Преграды эти, однако, не пугали поздних пловцов. Они все-таки придерживались берегов и успешно огибали попадавшиеся на пути и густые тростники, и кустарники, и водоросли, и торчащие из воды сучья деревьев. Пловцам, без сомнения, места хорошо были известны.

Пловцы эти были венеды, отправлявшиеся на место недавней казни, чтобы убрать тела своих несчастных собратьев и совершить над их могилами достойную тризну.

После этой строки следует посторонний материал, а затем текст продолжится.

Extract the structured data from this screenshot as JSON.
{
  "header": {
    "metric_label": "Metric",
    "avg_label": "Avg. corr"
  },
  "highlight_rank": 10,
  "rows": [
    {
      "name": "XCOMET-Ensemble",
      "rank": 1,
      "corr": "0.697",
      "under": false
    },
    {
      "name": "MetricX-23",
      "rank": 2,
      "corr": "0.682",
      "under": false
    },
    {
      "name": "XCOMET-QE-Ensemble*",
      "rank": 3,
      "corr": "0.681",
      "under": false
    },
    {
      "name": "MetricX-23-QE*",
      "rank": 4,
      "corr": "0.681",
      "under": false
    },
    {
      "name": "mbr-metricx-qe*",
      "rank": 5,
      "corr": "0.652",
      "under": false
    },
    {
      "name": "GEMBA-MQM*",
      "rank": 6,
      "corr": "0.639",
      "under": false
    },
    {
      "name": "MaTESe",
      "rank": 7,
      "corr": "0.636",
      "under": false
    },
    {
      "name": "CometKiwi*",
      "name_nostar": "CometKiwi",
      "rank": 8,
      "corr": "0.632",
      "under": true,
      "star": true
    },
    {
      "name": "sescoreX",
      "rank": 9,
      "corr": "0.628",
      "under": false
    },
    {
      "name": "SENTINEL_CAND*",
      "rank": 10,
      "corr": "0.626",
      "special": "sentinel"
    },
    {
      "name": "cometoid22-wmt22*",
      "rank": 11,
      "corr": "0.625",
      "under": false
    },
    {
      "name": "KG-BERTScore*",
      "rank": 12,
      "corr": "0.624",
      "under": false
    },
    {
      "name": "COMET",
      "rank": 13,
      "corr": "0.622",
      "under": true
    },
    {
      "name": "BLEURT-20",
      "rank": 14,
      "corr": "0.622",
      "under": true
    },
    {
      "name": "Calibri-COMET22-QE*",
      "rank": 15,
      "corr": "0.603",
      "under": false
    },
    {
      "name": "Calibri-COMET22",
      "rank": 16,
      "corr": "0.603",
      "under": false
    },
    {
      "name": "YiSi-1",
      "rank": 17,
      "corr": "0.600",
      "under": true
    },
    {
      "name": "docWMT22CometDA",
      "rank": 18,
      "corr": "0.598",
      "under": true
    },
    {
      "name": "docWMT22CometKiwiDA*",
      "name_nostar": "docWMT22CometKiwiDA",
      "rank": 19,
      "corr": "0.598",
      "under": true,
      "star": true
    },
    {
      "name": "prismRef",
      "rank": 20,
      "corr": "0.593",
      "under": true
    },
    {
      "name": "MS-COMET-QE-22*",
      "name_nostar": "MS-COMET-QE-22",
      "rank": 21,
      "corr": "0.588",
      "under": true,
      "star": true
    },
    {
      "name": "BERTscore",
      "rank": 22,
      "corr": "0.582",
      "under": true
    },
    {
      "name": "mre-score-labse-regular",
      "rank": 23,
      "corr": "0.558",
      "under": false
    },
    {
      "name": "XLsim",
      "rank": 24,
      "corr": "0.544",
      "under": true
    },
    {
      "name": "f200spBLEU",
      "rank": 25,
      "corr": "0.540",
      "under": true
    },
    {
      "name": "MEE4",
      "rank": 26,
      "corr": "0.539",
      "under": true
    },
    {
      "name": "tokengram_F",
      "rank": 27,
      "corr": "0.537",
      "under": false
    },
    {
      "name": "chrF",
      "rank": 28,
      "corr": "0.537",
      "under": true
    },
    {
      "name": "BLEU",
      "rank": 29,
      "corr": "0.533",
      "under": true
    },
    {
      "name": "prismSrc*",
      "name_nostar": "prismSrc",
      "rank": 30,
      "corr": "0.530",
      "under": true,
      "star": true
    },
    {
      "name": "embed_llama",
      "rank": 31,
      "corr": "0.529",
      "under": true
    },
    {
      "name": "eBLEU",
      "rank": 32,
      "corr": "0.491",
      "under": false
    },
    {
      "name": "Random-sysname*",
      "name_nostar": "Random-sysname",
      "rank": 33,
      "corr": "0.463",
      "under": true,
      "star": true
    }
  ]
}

В лодках сидело человек двадцать венедов. Венеды были в белых длинных холщовых, наподобие рубах, свитках, или паневах. Головы их, по обыкновению принеманских венедов, были покрыты рысьими шапками. В передней лодке, кроме венедов-мужчин, сидели еще две венедские женщины и жрец. Жрец был в синем длинном балахоне с металлическими пуговицами, в высокой конусообразной шапке на голове. Сидя, он покачивал головой и что-то многозначительно шептал. Он был стар, сед, но тучен. Одна из женщин, по-видимому еще очень молодая, была вся покрыта длинной и широкой холстиной. Из-под холстины вырисовывались ее опущенная на грудь голова и сложенные на коленях руки. Другая женщина, старая, худая, с гадливыми чертами лица, сидела рядом с ней, как мумия. Голова ее была окутана цветной холстиной, наподобие чалмы. На груди, на длинном шнурке, висело несколько серебряных изображений: коня, вола, собаки, брони и оружия. Изображения были выкованы из круглых, вроде современных рублей, слитков серебра. Они считались священными и служили эмблемой богатств человека, которые необходимы ему даже и в загробной жизни. Женщина, носившая эти изображения, была не простая женщина. Такую женщину называли Деванича, что значит: божество града ночи. Она, как и жрец, принимала участие во всех торжествах, касавшихся языческих обрядов, особенно роль ее была значительна при погребениях и тризнах. Для божества града ночи выбирали всегда женщину старую и по возможности отвратительную. Ее уважали, боялись, носили ей дары и бегали от нее. Деванича жила одиноко. Она очень хорошо знала, что ее ненавидят, и поэтому сама скрывалась от людей. Деванича всегда жила где-нибудь в трущобе. Посещали ее только те, у кого в доме оказывался покойник, или те, кого постигало какое-нибудь страшное горе. Деваничу считали вещей и думали, что она беседует с чистыми и нечистыми духами, а потому знает, от чего произошло известное несчастье. На Деваниче была длинная белая рубаха, подпоясанная широким поясом, на котором висел широкий короткий нож. Нож этот употреблялся для зарезывания, при погребениях, обреченной девы. Сидевшая рядом с Деваничей женщина, под холщовым покрывалом, и была обреченная дева.

Глава IV

ПРОБУЖДАЮЩАЯСЯ СИЛА

Болемира принесли в хижину Будли.

Князь находился в совершенном беспамятстве, когда его уложили на покойную и мягкую постель, которая состояла из мешка, набитого медвежьей шерстью и покрытого рысьим мехом. Достаточные венеды вообще устраивали подобного рода постели.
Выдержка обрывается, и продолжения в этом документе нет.